PG&E giveth and PG&E taketh away: If you live in Yolo County, you probably remember that the nice folks at Pacific Gas and Electric last fall gave their customers a discount because of the “heat storm” that hit the valley in July.

It was a welcome relief to those customers in PG&E territory who had to crank up the AC to survive several days of triple-digit temperatures. Of course, some cynical souls wrote the rebate off as nothing but politics, noting that PG&E was involved in a fight for its financial life at the ballot box. Ballot measures in Yolo and Sacramento counties would have turned most of its Yolo territory over to the publicly owned Sacramento Municipal Utility District.

PG&E of course said “nonsense”—that the ballot measures had no influence over the company’s spontaneous act of generosity.

So when reader John Powderly opened his electric bill last week, he was a little ticked to find an insert reading: “Notice of Application filing for recovery of catastrophic event costs.”

In translation, PG&E is asking the Public Utilities Commission for a rate increase—because it was hot. Seems some of PG&E’s transformers were damaged by the heat and the summer spike in electricity demand. The insert goes on to explain that PUC rules allow the company to squeeze ratepayers to recover costs stemming from “two declared disasters”—the winter storms of 2005/2006 and the July heatwave.

“What the …? Since when is heat a catastrophe?” Powderly asks, noting that heat in the Sacramento Valley is pretty routine.

Sort of like PG&E rate increases.

No Elk, no groves, no co-op: Bites has never been a big fan of Elk Grove. Tuesday morning brought more evidence that something is wrong with that place. The Sacramento Natural Foods Co-op is closing the doors on its Elk Grove location, most likely by the end of this month. The store, which opened its state-of-the-art “green building” in June of 2005, never quite caught on in the ’burbs.

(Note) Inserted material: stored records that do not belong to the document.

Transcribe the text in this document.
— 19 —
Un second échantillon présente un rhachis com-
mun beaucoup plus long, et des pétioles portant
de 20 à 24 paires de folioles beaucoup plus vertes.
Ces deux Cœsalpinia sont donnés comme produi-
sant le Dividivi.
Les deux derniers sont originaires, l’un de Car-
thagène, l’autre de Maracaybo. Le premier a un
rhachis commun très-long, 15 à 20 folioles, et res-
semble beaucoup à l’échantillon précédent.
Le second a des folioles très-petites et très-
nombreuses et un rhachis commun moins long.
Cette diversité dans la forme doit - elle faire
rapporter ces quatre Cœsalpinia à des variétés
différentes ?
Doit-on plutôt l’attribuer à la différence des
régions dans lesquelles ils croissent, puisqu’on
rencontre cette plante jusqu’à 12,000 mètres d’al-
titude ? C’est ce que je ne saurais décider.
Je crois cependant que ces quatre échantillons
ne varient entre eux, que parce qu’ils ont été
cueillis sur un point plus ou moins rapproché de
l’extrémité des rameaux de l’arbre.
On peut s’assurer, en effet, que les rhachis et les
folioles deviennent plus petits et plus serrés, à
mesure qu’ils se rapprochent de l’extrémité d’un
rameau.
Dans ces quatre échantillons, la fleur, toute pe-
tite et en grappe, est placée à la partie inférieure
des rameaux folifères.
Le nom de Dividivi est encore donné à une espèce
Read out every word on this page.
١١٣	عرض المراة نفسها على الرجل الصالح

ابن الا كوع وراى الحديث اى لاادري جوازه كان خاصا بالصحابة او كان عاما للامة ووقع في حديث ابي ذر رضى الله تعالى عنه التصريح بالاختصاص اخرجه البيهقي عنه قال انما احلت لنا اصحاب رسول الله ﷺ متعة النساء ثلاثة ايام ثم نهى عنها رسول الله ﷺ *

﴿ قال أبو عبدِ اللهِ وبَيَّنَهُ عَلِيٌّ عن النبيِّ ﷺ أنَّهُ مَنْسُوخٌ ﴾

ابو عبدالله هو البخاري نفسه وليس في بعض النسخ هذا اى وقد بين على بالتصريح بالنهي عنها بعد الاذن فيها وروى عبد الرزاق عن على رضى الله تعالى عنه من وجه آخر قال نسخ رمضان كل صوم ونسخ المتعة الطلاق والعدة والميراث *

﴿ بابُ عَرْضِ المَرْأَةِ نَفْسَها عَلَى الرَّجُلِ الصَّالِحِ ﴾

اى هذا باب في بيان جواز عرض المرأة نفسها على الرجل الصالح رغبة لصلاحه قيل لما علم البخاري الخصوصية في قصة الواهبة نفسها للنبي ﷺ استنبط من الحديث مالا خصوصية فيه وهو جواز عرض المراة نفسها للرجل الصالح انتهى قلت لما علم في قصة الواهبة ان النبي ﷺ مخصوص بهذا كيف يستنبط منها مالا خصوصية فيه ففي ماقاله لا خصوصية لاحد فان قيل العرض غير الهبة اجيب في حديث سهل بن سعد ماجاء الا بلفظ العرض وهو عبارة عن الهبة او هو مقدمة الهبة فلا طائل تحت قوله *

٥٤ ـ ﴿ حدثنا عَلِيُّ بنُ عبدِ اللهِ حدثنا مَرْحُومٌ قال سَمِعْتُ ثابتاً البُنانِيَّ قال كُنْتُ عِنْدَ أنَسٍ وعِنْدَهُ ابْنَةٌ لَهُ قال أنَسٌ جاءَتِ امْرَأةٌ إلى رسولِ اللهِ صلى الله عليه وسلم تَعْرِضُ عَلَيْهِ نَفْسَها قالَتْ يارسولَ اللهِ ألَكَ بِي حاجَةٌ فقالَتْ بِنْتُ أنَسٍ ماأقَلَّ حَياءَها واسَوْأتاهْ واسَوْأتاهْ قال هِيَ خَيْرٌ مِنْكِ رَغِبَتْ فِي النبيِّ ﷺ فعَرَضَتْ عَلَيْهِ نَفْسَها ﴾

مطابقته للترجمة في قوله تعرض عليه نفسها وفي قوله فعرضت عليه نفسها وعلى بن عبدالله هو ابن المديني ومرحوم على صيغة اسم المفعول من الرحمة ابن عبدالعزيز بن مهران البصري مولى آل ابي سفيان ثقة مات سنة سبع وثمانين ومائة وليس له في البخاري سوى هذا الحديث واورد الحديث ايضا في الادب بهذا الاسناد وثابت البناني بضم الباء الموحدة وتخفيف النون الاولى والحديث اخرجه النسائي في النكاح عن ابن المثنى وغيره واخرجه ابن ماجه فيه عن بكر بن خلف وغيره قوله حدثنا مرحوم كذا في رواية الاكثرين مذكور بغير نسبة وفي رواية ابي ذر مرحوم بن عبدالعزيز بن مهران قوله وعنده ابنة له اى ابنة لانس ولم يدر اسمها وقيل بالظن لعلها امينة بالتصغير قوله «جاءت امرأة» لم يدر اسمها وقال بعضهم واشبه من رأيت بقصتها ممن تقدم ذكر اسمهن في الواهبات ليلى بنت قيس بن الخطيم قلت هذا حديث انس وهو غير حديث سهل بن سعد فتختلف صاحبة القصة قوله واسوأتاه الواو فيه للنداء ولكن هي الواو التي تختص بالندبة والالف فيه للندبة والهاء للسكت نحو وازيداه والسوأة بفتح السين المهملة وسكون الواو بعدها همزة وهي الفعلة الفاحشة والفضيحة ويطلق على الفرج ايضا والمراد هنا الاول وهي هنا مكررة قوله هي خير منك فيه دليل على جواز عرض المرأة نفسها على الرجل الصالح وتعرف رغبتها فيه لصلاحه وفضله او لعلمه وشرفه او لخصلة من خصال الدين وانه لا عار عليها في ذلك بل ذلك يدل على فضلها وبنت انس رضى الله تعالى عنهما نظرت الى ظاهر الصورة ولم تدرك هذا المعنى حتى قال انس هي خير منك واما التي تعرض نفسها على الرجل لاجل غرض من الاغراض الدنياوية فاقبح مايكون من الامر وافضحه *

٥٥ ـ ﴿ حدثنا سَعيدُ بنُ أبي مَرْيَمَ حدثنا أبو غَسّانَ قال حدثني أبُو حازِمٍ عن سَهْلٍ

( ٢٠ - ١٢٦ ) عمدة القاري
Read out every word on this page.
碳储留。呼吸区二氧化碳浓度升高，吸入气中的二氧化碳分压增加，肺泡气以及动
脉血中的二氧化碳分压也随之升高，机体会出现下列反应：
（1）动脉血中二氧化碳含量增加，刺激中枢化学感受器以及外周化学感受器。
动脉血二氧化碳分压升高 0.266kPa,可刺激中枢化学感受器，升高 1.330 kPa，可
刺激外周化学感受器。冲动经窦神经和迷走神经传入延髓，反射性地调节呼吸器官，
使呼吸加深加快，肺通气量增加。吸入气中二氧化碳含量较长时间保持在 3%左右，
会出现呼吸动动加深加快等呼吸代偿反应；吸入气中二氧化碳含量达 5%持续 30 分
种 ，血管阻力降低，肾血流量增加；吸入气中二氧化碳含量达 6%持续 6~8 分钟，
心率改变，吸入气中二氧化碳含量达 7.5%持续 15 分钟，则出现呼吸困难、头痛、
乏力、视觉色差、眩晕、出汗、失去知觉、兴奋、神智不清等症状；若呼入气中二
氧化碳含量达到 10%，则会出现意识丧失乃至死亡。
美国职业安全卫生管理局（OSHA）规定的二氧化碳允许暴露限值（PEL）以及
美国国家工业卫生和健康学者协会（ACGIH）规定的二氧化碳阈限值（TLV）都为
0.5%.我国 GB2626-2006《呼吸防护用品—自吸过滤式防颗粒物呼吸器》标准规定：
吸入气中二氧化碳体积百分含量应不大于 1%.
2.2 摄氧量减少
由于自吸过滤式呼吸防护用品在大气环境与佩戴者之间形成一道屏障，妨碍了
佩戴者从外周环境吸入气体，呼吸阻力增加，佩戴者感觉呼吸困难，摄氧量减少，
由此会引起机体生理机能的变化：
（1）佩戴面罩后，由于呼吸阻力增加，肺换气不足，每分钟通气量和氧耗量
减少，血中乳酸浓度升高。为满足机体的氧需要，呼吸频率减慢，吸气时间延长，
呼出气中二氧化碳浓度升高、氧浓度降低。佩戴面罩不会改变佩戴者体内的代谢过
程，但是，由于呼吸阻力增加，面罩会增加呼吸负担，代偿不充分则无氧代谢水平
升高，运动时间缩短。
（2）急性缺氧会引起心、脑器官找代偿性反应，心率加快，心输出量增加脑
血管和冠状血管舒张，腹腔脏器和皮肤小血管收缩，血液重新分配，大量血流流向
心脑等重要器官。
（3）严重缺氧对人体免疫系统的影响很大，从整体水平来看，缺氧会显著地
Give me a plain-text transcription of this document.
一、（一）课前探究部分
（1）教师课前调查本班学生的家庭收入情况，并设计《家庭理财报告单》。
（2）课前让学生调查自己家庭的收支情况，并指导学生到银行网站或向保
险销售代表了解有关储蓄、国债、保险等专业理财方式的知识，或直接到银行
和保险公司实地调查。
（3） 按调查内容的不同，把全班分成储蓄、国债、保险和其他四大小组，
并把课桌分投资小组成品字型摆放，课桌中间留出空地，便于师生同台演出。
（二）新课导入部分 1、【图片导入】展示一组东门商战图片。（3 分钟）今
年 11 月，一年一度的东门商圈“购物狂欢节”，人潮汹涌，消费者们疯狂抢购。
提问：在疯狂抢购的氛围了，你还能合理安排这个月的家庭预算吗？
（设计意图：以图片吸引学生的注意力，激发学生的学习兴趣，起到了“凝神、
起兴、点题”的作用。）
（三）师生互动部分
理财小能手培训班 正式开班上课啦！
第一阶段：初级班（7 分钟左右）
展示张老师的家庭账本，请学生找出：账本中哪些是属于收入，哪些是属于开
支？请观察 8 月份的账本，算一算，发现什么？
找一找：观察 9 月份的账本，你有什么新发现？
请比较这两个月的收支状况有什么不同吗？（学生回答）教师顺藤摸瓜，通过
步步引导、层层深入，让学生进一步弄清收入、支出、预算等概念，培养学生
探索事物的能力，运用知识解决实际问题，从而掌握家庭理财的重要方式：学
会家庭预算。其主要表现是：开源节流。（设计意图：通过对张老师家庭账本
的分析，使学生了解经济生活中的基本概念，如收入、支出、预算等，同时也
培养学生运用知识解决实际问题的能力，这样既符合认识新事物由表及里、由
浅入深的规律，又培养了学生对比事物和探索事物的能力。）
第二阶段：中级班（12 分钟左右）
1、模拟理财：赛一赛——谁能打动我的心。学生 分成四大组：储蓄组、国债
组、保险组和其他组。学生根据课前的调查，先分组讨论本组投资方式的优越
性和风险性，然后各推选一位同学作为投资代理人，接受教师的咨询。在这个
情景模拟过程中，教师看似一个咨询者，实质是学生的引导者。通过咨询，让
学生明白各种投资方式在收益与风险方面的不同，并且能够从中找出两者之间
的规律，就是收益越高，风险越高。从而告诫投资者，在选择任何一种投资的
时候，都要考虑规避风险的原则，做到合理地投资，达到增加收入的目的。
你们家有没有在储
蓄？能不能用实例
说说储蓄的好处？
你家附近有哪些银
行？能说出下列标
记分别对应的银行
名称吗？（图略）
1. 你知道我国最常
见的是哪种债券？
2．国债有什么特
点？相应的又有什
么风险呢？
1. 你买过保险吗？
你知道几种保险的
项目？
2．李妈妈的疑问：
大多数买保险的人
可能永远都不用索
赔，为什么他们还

SNFC General Manager Paul Cultrera blamed “market fragmentation” for the store’s poor performance. “There is so much retail growth taking place in Elk Grove that it is difficult for residents to develop shopping habits and patterns with so many options to choose from.”

Bites suspects that Elk Grove residents do have “shopping habits and patterns,” but that they skew a little more toward the area’s Trader Joe’s and Costco stores. (See “Trouble in store,” SN&R News, July 6, 2006.)

The Co-op plans to hold an “inventory reduction sale,” à la Tower Records, starting January 15.

Old School: The group Public Employees for Environmental Responsibility is raising hell about an obscure policy of the National Park Service. Rangers and guides in the Grand Canyon National Park are prohibited from telling visitors how old the canyon is.

“In order to avoid offending religious fundamentalists, our National Park Service is under orders to suspend its belief in geology,” said PEER’s executive director Jeff Ruch in a statement last week.

You’d think that the age of the Grand Canyon is a pretty essential part of understanding how it got there. But Bites can see the problem with taking any official view that the Earth is more than a few thousand years old—kind of screws with Biblical time scale.

On the other hand, the NPS is happy to sell a book in its park bookstore that claims the canyon was created by Noah’s flood.

Bites suggests that we just put a fence around the thing and not let anybody go near. It just raises too many unpleasant questions. We probably ought to do the same with the La Brea Tar Pits and Moaning Cavern, too.